Igualdade perante o túmulo
823. De onde vem o desejo de perpetuar sua própria memória por monumentos fúnebres?
“Último ato de orgulho.”
— Mas a suntuosidade dos monumentos fúnebres não se deve, as mais das vezes, aos parentes que querem honrar a memória do defunto, do que ao próprio defunto?
“Orgulho dos parentes que querem glorificar a si mesmos. Oh! Sim, nem sempre é para o morto que todas essas demonstrações são feitas: é por amor-próprio e para o mundo, a fim de ostentar sua riqueza. Acreditas que a lembrança de um ser querido seja menos durável no coração do pobre, porque este pode colocar apenas uma flor sobre seu túmulo?
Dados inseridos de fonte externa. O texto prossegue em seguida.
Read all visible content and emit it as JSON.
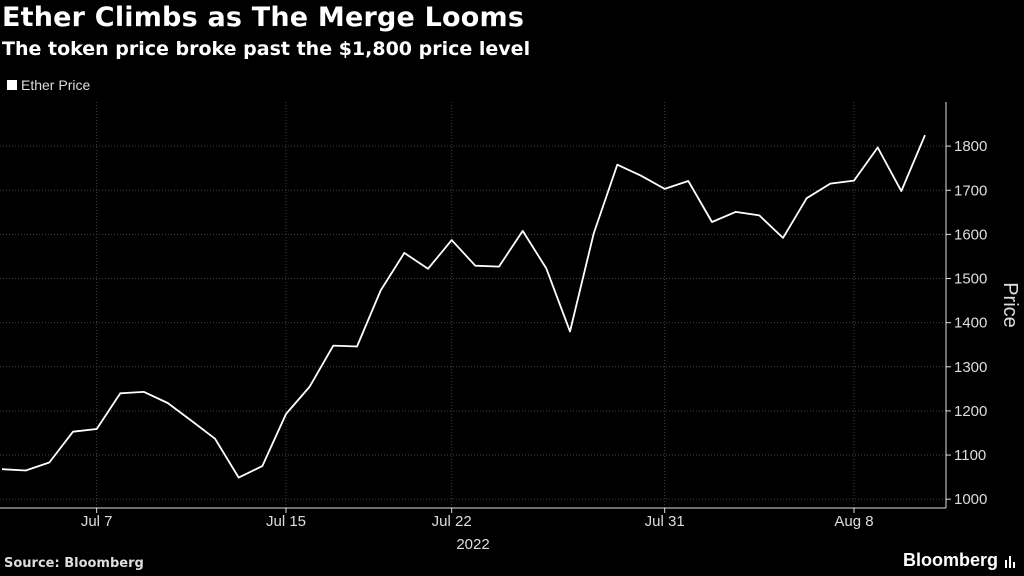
{
  "header": {
    "title": "Ether Climbs as The Merge Looms",
    "subtitle": "The token price broke past the $1,800 price level"
  },
  "footer": {
    "source": "Source: Bloomberg",
    "brand": "Bloomberg"
  },
  "colors": {
    "background": "#000000",
    "line": "#ffffff",
    "grid": "#444444"
  },
  "chart_data": {
    "type": "line",
    "title": "Ether Climbs as The Merge Looms",
    "subtitle": "The token price broke past the $1,800 price level",
    "xlabel": "2022",
    "ylabel": "Price",
    "y_axis_side": "right",
    "ylim": [
      980,
      1900
    ],
    "yticks": [
      1000,
      1100,
      1200,
      1300,
      1400,
      1500,
      1600,
      1700,
      1800
    ],
    "xlim": [
      "2022-07-03",
      "2022-08-11"
    ],
    "xticks": [
      {
        "date": "2022-07-07",
        "label": "Jul 7"
      },
      {
        "date": "2022-07-15",
        "label": "Jul 15"
      },
      {
        "date": "2022-07-22",
        "label": "Jul 22"
      },
      {
        "date": "2022-07-31",
        "label": "Jul 31"
      },
      {
        "date": "2022-08-08",
        "label": "Aug 8"
      }
    ],
    "grid": true,
    "legend_position": "top-left",
    "series": [
      {
        "name": "Ether Price",
        "points": [
          [
            "2022-07-03",
            1068
          ],
          [
            "2022-07-04",
            1065
          ],
          [
            "2022-07-05",
            1083
          ],
          [
            "2022-07-06",
            1153
          ],
          [
            "2022-07-07",
            1159
          ],
          [
            "2022-07-08",
            1240
          ],
          [
            "2022-07-09",
            1243
          ],
          [
            "2022-07-10",
            1218
          ],
          [
            "2022-07-11",
            1178
          ],
          [
            "2022-07-12",
            1137
          ],
          [
            "2022-07-13",
            1049
          ],
          [
            "2022-07-14",
            1075
          ],
          [
            "2022-07-15",
            1193
          ],
          [
            "2022-07-16",
            1255
          ],
          [
            "2022-07-17",
            1348
          ],
          [
            "2022-07-18",
            1346
          ],
          [
            "2022-07-19",
            1473
          ],
          [
            "2022-07-20",
            1558
          ],
          [
            "2022-07-21",
            1522
          ],
          [
            "2022-07-22",
            1587
          ],
          [
            "2022-07-23",
            1529
          ],
          [
            "2022-07-24",
            1527
          ],
          [
            "2022-07-25",
            1608
          ],
          [
            "2022-07-26",
            1523
          ],
          [
            "2022-07-27",
            1380
          ],
          [
            "2022-07-28",
            1602
          ],
          [
            "2022-07-29",
            1758
          ],
          [
            "2022-07-30",
            1733
          ],
          [
            "2022-07-31",
            1703
          ],
          [
            "2022-08-01",
            1721
          ],
          [
            "2022-08-02",
            1628
          ],
          [
            "2022-08-03",
            1651
          ],
          [
            "2022-08-04",
            1643
          ],
          [
            "2022-08-05",
            1592
          ],
          [
            "2022-08-06",
            1682
          ],
          [
            "2022-08-07",
            1715
          ],
          [
            "2022-08-08",
            1722
          ],
          [
            "2022-08-09",
            1797
          ],
          [
            "2022-08-10",
            1698
          ],
          [
            "2022-08-11",
            1825
          ]
        ]
      }
    ]
  }
}
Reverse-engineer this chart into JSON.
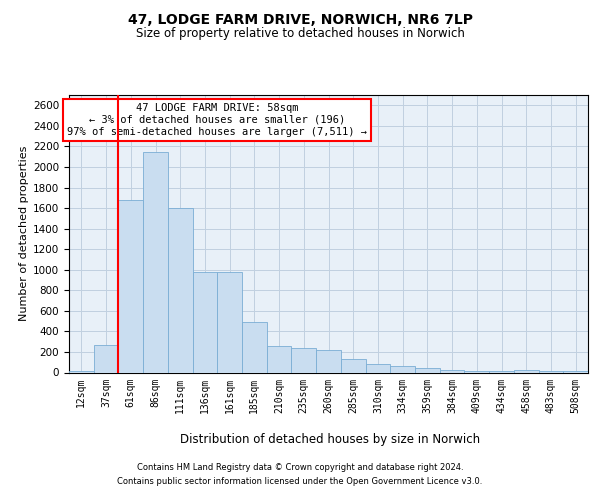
{
  "title": "47, LODGE FARM DRIVE, NORWICH, NR6 7LP",
  "subtitle": "Size of property relative to detached houses in Norwich",
  "xlabel": "Distribution of detached houses by size in Norwich",
  "ylabel": "Number of detached properties",
  "bar_color": "#c9ddf0",
  "bar_edge_color": "#7aadd4",
  "annotation_text": "47 LODGE FARM DRIVE: 58sqm\n← 3% of detached houses are smaller (196)\n97% of semi-detached houses are larger (7,511) →",
  "footer1": "Contains HM Land Registry data © Crown copyright and database right 2024.",
  "footer2": "Contains public sector information licensed under the Open Government Licence v3.0.",
  "categories": [
    "12sqm",
    "37sqm",
    "61sqm",
    "86sqm",
    "111sqm",
    "136sqm",
    "161sqm",
    "185sqm",
    "210sqm",
    "235sqm",
    "260sqm",
    "285sqm",
    "310sqm",
    "334sqm",
    "359sqm",
    "384sqm",
    "409sqm",
    "434sqm",
    "458sqm",
    "483sqm",
    "508sqm"
  ],
  "values": [
    12,
    265,
    1680,
    2150,
    1600,
    975,
    975,
    490,
    255,
    235,
    215,
    130,
    85,
    60,
    48,
    28,
    12,
    12,
    28,
    12,
    10
  ],
  "ylim": [
    0,
    2700
  ],
  "yticks": [
    0,
    200,
    400,
    600,
    800,
    1000,
    1200,
    1400,
    1600,
    1800,
    2000,
    2200,
    2400,
    2600
  ],
  "background_color": "#ffffff",
  "plot_bg_color": "#e8f0f8",
  "grid_color": "#c0d0e0"
}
Acreditas que o mármore salve do esquecimento aquele que foi inútil na Terra?”
824. Censurais de maneira absoluta a pompa dos funerais?
“Não; quando ela honra a memória de um homem de bem, é justa e exemplar.”
O túmulo é o ponto de encontro de todos os homens; aí terminam implacavelmente todas as distinções humanas. É em vão que o rico quer perpetuar sua memória por meio de faustosos monumentos; o tempo os destruirá como ao corpo; assim o quer a natureza. A lembrança de suas boas e de suas más ações será menos perecível do que seu túmulo; a pompa dos funerais não o lavará de suas torpezas, nem o fará subir um degrau sequer na hierarquia espiritual. (320 e seguintes.)